HIV-associated neurocognitive disorders (HAND) in the era of combination antiretroviral therapy are primarily manifested as impaired behaviours, glial activation/neuroinflammation and compromised neuronal integrity, for which there are no effective treatments currently available. In the current study, we used doxycycline-inducible astrocyte-specific HIV Tat transgenic mice (iTat), a surrogate HAND model, and determined effects of PNU-125096, a positive allosteric modulator of alpha 7 nicotinic acetylcholine receptor (alpha 7 nAChR) on Tat-induced behavioural impairments and neuropathologies. We showed that PNU-125096 treatment significantly improved locomotor, learning and memory deficits of iTat mice while inhibited glial activation and increased PSD-95 expression in the cortex and hippocampus of iTat mice. Using alpha 7 nAChR knockout mice, we showed that alpha 7 nAChR knockout eliminated the protective effects of PNU-125096 on iTat mice. In addition, we showed that inhibition of p38 phosphorylation by SB239063, a p38 MAPK-specific inhibitor exacerbated Tat neurotoxicity in iTat mice.
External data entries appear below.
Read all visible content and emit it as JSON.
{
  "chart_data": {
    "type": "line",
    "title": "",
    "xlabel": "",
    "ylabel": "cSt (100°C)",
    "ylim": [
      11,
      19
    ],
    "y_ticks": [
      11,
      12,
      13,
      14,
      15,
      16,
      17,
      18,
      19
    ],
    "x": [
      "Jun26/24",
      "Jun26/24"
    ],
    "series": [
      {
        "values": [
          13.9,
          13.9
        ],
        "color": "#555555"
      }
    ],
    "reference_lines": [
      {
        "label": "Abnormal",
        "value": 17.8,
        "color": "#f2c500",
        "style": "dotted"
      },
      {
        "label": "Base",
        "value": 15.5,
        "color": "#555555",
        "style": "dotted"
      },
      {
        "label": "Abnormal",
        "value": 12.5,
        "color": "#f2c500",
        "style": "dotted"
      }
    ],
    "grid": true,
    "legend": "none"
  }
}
Last, we used primary mouse cortical individual cultures and neuron-astrocytes co-cultures and in vivo staining of iTat mouse brain tissues and showed that glial activation was directly involved in the interplay among Tat neurotoxicity, alpha 7 nAChR activation and the p38 MAPK signalling pathway. Taken together, these findings demonstrated for the first time that alpha 7 nAChR activation led to protection against HAND and suggested that alpha 7 nAChR modulator PNU-125096 holds significant promise for development of therapeutics for HAND.